There is never a shortage of advice, it is always easy to find and is more often than not influenced by an individuals personal taste without considering the bigger picture or the wider audience. It is the job of the designer to remove himself from the design process enough so as not to allow personal preference to wrongly direct the solution to a brief.

The idea of branding is, after all, to reach the correct demographic. Please see below a selection of relevant case studies.

It could be that your brand has worked well enough for years but is now struggling to maintain its credibility in the contemporary market. Times move on, fashion and trends change and technology offers greater scope for creativity. What worked once upon a time may now look outdated.

Be careful not to attach yourself to the latest trend. Your logo doesn't need to be a literal representation of what your company does (e.g. imagine a data storage company whose logo was based on a floppy disc. It would look hopelessly outdated in todays market where online storage is at the cutting edge). It may be that a simple strapline change is enough, turning a negative into a positive or it may require a complete overhaul.

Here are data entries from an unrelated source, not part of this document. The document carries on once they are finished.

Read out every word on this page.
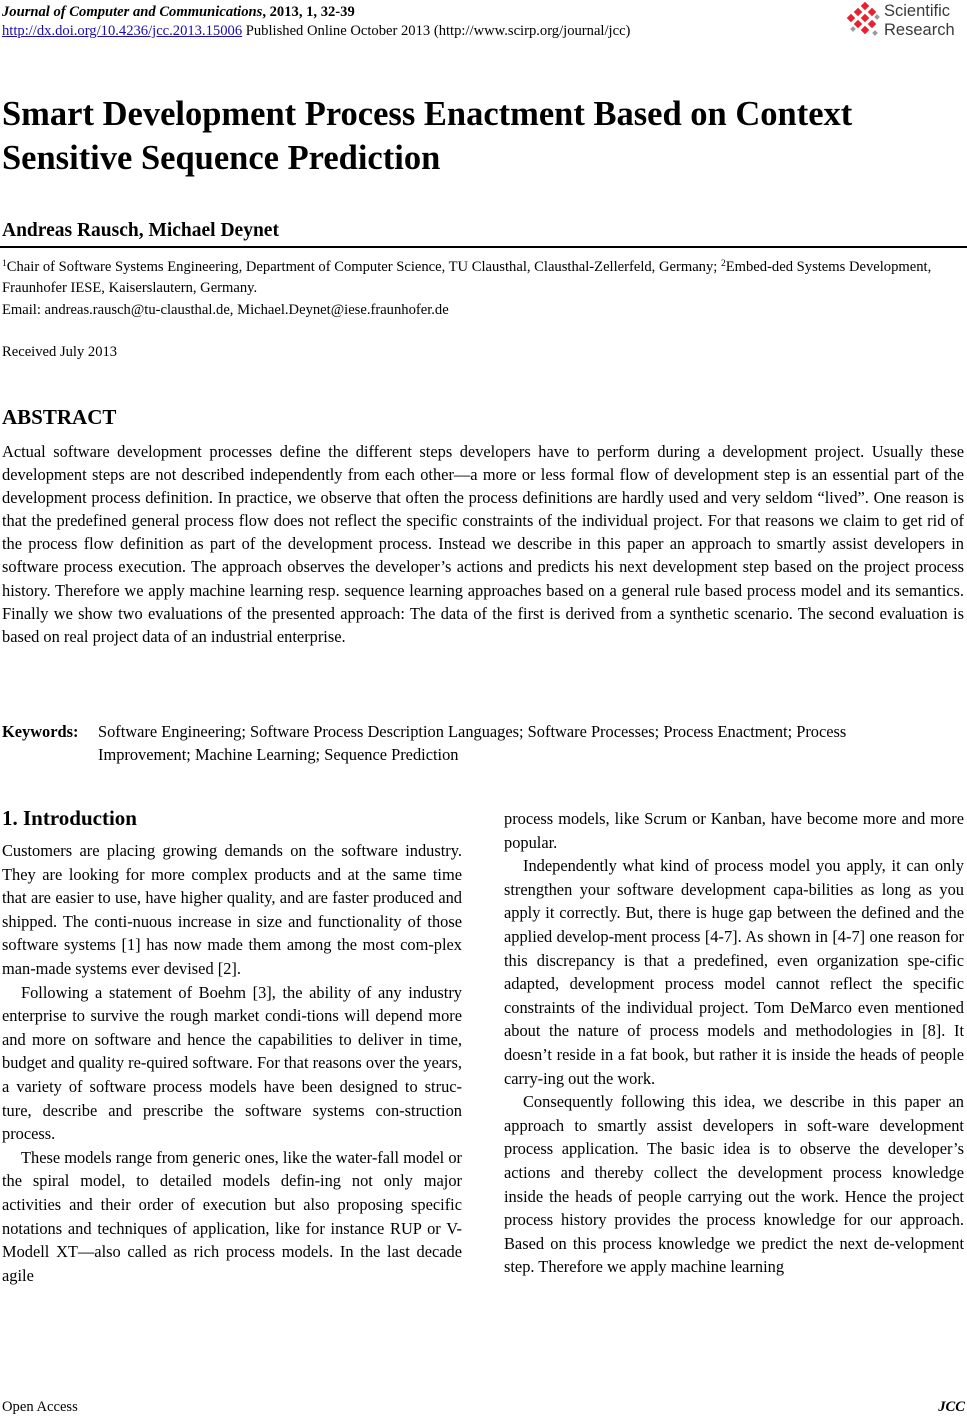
Journal of Computer and Communications, 2013, 1, 32-39
http://dx.doi.org/10.4236/jcc.2013.15006 Published Online October 2013 (http://www.scirp.org/journal/jcc)
Scientific
Research
Smart Development Process Enactment Based on Context Sensitive Sequence Prediction
Andreas Rausch, Michael Deynet
$^1$Chair of Software Systems Engineering, Department of Computer Science, TU Clausthal, Clausthal-Zellerfeld, Germany; $^2$Embed-ded Systems Development, Fraunhofer IESE, Kaiserslautern, Germany.
Email: andreas.rausch@tu-clausthal.de, Michael.Deynet@iese.fraunhofer.de
Received July 2013
ABSTRACT

Actual software development processes define the different steps developers have to perform during a development project. Usually these development steps are not described independently from each other—a more or less formal flow of development step is an essential part of the development process definition. In practice, we observe that often the process definitions are hardly used and very seldom “lived”. One reason is that the predefined general process flow does not reflect the specific constraints of the individual project. For that reasons we claim to get rid of the process flow definition as part of the development process. Instead we describe in this paper an approach to smartly assist developers in software process execution. The approach observes the developer’s actions and predicts his next development step based on the project process history. Therefore we apply machine learning resp. sequence learning approaches based on a general rule based process model and its semantics. Finally we show two evaluations of the presented approach: The data of the first is derived from a synthetic scenario. The second evaluation is based on real project data of an industrial enterprise.

Keywords: Software Engineering; Software Process Description Languages; Software Processes; Process Enactment; Process Improvement; Machine Learning; Sequence Prediction
1. Introduction

Customers are placing growing demands on the software industry. They are looking for more complex products and at the same time that are easier to use, have higher quality, and are faster produced and shipped. The conti-nuous increase in size and functionality of those software systems [1] has now made them among the most com-plex man-made systems ever devised [2].

Following a statement of Boehm [3], the ability of any industry enterprise to survive the rough market condi-tions will depend more and more on software and hence the capabilities to deliver in time, budget and quality re-quired software. For that reasons over the years, a variety of software process models have been designed to struc-ture, describe and prescribe the software systems con-struction process.

These models range from generic ones, like the water-fall model or the spiral model, to detailed models defin-ing not only major activities and their order of execution but also proposing specific notations and techniques of application, like for instance RUP or V-Modell XT—also called as rich process models. In the last decade agile

process models, like Scrum or Kanban, have become more and more popular.

Independently what kind of process model you apply, it can only strengthen your software development capa-bilities as long as you apply it correctly. But, there is huge gap between the defined and the applied develop-ment process [4-7]. As shown in [4-7] one reason for this discrepancy is that a predefined, even organization spe-cific adapted, development process model cannot reflect the specific constraints of the individual project. Tom DeMarco even mentioned about the nature of process models and methodologies in [8]. It doesn’t reside in a fat book, but rather it is inside the heads of people carry-ing out the work.

Consequently following this idea, we describe in this paper an approach to smartly assist developers in soft-ware development process application. The basic idea is to observe the developer’s actions and thereby collect the development process knowledge inside the heads of people carrying out the work. Hence the project process history provides the process knowledge for our approach. Based on this process knowledge we predict the next de-velopment step. Therefore we apply machine learning

Open Access	JCC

Take Apple for example, the global brand we know today has come along way since its conception nearly 30 years ago. They are a perfect example of how a company has rebranded to amazing success. The first Apple logo was a picture rather than a logo (it showed Sir Isaac Newton sitting beneath the famous apple tree thinking about gravity) but it was only ever used for the 'Apple I' as Steve Jobs felt that it was too intellectual. It was also an impractical logo as it would have been almost impossible to put on the product due to the fine details of the drawing.

In 1977 Steve Jobs asked the designer Rob Janoff to design a new Apple logo. The new logo had a simple shape of an Apple, bitten into, with the colours of the rainbow in the wrong order. The bite symbolized knowledge (as in the bible where the apple was the fruit of the tree of knowledge) and the bite could also be pronounced "byte", a reference to computer technology.

When Apple's Jean Louis Gassée was asked about this logo he answered:"One of the deep mysteries to me is our logo, the symbol of lust and knowledge, bitten into, all crossed with the colors of the rainbow in the wrong order. You couldn't dream of a more appropriate logo: lust, knowledge, hope, and anarchy."

In 1997, Steve Jobs decided to drop the multi-colored Apple logo and replace it with a mono version. They have never looked back. The shape remained fundementally the same but was brought up to date by stripping it back to its basic clean lines.

logos-apple.jpg

If your logo has been (and it should have been) created with a strong recognisable form, it is an easy enough transition going mono. It will make your logo infinitely more adaptable and future-proof friendly (it's also cheaper to print!). Consider your company's corporate identity. Is it time for a facelift? Don't be complacent or underestimate the power of a good brand makeover. After all if it was good enough for Apple!

Acknowledge the past, recognise the present and embrace the future.

Can a Leopard change its spots? Absolutely.